Smith admits that, “Most western readers will find the lack of concern for civilian casualties in this strategy disconcerting.” A more “ruthless” counterinsurgency strategy will, however, resolve a conflict more quickly and therefore produce less collateral damage whereas the “population centric” approach, “while humanistic, takes longer, with uncertain probabilities of success.” In the end, such a policy, which is now adopted in Afghanistan, is likely to leave more innocent civilians dead than a campaign ruthlessly focused on defeating the enemy.

Although, for now, Western troops are determined to incur as little damage on the Afghan population as possible, sometimes exposing themselves to greater risk in the process, the United States Defense Department under Robert Gates is anticipating to fight ever more irregular wars in the future. Over objections from legislators, the secretary called the production of the F-22 fighter plane to a halt while investing $700 million in research and development of unmanned craft which are currently flown over Pakistan to combat Taliban sanctuaries there. Plans have already been drawn up for the development of unmanned aircraft systems over the next forty years.
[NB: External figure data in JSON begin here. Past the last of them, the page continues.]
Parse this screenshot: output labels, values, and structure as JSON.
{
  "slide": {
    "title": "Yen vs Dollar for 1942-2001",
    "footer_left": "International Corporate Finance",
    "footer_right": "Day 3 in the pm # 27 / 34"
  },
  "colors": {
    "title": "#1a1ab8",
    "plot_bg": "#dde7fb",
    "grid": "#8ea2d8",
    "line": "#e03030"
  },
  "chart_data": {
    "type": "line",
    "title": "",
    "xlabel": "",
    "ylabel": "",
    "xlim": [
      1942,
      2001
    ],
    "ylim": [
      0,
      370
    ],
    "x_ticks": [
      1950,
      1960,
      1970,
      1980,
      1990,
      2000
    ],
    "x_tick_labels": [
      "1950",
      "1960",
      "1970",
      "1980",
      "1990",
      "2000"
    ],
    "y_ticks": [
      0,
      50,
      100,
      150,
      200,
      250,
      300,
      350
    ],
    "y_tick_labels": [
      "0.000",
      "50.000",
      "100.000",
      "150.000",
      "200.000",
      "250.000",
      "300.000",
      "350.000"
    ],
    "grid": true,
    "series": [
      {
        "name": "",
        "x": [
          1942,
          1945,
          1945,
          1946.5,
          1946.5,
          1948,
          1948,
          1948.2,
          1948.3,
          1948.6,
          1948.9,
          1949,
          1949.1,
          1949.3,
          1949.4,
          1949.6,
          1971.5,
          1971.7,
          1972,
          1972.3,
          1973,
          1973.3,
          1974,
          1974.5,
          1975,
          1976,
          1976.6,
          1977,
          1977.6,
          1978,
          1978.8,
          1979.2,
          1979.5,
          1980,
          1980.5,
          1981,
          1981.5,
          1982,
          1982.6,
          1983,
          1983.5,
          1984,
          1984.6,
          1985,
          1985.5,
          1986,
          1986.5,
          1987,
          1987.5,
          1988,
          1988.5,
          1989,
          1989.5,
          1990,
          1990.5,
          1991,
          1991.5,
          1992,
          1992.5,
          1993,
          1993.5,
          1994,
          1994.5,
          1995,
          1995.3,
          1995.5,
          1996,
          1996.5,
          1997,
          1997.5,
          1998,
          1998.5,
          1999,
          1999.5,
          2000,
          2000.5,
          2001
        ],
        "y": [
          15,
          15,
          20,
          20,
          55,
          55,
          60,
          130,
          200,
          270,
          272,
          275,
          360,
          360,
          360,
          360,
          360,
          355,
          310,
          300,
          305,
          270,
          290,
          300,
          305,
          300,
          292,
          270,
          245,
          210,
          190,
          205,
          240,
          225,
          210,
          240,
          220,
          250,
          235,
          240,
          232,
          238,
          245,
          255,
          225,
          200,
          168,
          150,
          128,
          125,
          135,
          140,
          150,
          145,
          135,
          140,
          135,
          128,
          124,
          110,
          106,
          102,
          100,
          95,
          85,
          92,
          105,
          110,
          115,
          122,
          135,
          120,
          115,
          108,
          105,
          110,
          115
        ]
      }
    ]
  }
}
The Navy is also planning ahead, building to much as 55 Littoral Combat Ships which will allow the force, in the White House’s words, to “focus on increasing naval capabilities that support presence, stability and counterinsurgency operations in coastal regions.” The costs of acquiring the LCSs have trippled already and instead of opting for one design, the Navy wants both Lockheed Martin’s Freedom class and General Dynamics’ Independence.

Lastly, the administration is taking serious steps to protect the country from cyber attack.

General James N. Mattis, current Commander, US Joint Forces Command and former Supreme Allied Commander for Transformation of NATO nevertheless believes that the United States “are not superior in irregular warfare” as of yet. “And that’s what we’ve got to be.” He stresses improvisation as the military’s most powerful of tools. Gates can provide all the necessary equipment, but the men in uniform have to change their tactics in order to succeed at irregular warfare.

Admiral Michael Mullen, Chairman of the Joint Chiefs of Staff, reiterated Kruzel’s position when he noted last year that, “Today’s challenges and threats are not strictly military in nature, solved or countered by military means alone. We owe future generations a longer term view of security.”